Performance evaluation
Compared to the previous version, performance is mixed. It is encouraging in some ways, but not across the board, and one test is in fact a regression. Let’s look at GTX 1060 first:
Here the timing is given in pairs, old design on the left, sort-middle on the right. These results are encouraging, including a very appealing speedup on the paris-30k test. (Again, I should point out that this test is not a fully accurate render, as stroke styles are not applied. However, as a test of the old architecture vs the new, it is a fair test).
Do these results hold up on Intel?
In short, no. There is much less speedup, and indeed for the paris-30k example, it has regressed. It is one of the difficult aspects of writing GPU code that different GPUs have different performance characteristics, in some cases quite significant. I haven’t deeply analyzed the performance (I find it quite difficult to do so, and often wish for better tools), but suspect it might have something to do with the relatively slow performance of threadgroup shared memory on Intel.
In all cases, the cost of coarse rasterization is significant, while element processing and binning are quite speedy.
Discussion
Performance is generally somewhat improved over the previous version of piet-gpu, but not as much as I was hoping. Why?
My analysis is that it’s a solid implementation of the concept, but that there is a nontrivial cost to carrying an element through the pipeline fully in fully sorted order. One observation is that segments within a path need not be sorted at all, simply ascribed to the correct (path, tile position) tuple. I will be exploring that in a forthcoming blog post.
Another important piece is missing from the current snapshot: GPU-side flattening. Without this, the ability to change scale in transforms is of limited usefulness, as the optimum flattening is scale dependent. Thus, the concept of “layers,” or of fonts being rendered fully GPU-side, is not yet realized. I am confident it can be implemented; in this architecture, the easiest place to insert it would be a scene-to-scene transform after element processing but before binning. It could keep sorted order either by doing a prefix sum for allocating output elements, or by atomic allocation in chunks with references to the original elements to indicate sort order.

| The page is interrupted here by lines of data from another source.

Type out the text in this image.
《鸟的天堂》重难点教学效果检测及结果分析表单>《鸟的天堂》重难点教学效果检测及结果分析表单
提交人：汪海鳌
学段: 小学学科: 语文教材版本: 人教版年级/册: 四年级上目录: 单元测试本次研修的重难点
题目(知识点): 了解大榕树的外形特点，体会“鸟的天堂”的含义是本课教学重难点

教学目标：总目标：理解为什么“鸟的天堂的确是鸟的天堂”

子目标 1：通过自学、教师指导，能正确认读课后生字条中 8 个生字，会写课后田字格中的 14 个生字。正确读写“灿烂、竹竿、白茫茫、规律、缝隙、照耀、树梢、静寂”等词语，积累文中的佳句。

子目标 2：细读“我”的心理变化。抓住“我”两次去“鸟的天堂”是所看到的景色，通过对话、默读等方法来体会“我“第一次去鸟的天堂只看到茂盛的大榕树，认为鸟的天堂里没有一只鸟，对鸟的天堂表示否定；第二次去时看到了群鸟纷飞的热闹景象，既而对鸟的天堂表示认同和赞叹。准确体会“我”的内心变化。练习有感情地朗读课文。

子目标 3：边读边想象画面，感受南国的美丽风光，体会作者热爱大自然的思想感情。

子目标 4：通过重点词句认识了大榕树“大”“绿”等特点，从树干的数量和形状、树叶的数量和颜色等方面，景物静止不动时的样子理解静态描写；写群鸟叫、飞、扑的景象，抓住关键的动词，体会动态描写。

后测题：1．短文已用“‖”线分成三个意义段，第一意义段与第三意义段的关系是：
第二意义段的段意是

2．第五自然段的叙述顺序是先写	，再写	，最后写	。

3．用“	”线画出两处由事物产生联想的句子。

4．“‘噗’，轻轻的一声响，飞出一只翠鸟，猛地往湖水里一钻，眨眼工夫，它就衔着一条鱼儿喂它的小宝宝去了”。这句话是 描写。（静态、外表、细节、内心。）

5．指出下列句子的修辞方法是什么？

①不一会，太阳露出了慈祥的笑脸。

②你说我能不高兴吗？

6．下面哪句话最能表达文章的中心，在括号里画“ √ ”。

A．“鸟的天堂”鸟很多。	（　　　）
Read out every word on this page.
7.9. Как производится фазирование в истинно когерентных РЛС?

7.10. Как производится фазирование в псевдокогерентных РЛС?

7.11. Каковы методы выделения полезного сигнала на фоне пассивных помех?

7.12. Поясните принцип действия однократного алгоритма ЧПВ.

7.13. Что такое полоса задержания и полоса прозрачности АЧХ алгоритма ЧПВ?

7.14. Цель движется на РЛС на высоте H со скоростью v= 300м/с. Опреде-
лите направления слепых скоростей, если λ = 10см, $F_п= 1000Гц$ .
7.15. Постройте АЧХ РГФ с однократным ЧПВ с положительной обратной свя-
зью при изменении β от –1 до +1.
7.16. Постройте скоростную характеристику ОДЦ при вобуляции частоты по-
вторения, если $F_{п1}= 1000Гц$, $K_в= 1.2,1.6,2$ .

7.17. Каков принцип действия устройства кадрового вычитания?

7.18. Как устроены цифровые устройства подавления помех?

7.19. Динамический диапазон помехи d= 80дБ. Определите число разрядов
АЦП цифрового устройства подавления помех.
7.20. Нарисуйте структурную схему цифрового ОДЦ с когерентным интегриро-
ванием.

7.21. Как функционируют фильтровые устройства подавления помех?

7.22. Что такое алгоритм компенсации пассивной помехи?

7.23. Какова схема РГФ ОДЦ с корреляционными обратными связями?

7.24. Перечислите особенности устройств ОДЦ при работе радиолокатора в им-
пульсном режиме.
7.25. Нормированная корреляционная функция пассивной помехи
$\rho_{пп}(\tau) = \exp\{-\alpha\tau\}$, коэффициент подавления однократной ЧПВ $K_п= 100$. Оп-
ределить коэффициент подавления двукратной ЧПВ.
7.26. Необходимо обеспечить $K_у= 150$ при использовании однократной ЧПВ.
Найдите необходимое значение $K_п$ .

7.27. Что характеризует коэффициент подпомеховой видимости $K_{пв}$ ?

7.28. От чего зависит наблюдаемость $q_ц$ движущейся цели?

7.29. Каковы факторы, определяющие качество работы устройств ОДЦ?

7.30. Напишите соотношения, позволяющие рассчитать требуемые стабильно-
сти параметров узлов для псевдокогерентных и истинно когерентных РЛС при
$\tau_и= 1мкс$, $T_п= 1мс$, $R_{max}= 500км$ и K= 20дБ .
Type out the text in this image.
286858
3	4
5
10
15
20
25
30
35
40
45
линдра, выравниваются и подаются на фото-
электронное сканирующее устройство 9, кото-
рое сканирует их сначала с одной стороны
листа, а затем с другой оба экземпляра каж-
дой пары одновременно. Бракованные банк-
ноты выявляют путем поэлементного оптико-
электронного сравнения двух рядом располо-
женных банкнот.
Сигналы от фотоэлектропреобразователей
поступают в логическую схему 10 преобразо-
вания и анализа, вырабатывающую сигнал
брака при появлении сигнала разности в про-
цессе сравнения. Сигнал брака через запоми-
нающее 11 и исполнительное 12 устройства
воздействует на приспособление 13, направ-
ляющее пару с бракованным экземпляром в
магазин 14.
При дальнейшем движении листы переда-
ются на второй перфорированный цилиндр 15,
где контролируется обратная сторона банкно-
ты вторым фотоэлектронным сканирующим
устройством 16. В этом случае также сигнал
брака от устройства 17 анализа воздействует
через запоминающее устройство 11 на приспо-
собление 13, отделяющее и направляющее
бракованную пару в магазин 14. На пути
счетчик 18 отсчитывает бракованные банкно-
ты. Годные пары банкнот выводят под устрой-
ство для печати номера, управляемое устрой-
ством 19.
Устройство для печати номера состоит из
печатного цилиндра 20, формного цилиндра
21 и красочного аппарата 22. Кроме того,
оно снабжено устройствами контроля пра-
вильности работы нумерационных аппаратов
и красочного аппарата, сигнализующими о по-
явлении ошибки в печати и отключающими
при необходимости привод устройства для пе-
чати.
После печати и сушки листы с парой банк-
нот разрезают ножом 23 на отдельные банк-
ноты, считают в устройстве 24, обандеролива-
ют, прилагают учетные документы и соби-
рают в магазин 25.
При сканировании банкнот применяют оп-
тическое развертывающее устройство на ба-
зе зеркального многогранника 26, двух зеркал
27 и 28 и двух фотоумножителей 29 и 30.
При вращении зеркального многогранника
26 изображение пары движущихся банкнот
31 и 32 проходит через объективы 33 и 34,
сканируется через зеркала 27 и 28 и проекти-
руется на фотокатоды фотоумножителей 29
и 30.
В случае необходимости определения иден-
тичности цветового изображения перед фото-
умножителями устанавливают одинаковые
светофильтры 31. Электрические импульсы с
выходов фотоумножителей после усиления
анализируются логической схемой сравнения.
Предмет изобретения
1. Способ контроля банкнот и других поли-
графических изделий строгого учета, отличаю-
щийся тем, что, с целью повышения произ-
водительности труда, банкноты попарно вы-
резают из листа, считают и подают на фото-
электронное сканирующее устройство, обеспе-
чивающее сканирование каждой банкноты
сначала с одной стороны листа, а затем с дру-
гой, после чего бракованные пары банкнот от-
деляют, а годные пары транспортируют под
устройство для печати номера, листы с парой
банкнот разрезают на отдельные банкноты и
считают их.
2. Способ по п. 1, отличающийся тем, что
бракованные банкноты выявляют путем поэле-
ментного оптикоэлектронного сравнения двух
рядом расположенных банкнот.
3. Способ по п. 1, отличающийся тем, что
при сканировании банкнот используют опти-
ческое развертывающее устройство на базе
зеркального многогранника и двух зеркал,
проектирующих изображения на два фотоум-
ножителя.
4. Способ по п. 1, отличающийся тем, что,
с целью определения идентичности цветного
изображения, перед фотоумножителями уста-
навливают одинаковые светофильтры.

But, these two issues aside, let’s take stock of where we are. We’ve taken a pipeline originally designed for 3D rendering, and adapted it to 2D. The pipeline itself is quite general: the core of it is just logic to pass elements in scene through to threads that work on individual tiles, with each thread given only the elements that touch that tile, and in sorted order.
The performance of this snapshot is not all bad news. One very appealing aspect is what I call “performance smoothness,” which is the absence of performance cliffs. The performance of a large number of simple paths or a smaller number of highly complex paths should be about the same, as the cost is mostly proportional to the total number of elements in the scene. An excessive number of transforms is also not a concern; these are just handled normally in the course of element processing. In the piet-metal architecture, performance was good when each node in the graph had a moderate number of children, otherwise it would degrade. And handling a large number of simple items (as might occur in a scatterplot or other data visualization) would degrade performance because each “tilegroup” does its own traversal of the scene graph. In the current architecture, early stages of the pipeline touch each element once and then efficiently send it to the appropriate bins for further processing.
As I write, I am immersed in solving the performance problems named above. Stay tuned.
I have had the good fortune of sharing ideas and analysis with Patrick Walton of Pathfinder fame as I do this work, and I am encouraged to see impressive improvements in a compute branch of Pathfinder he is developing. Pay attention to that as well.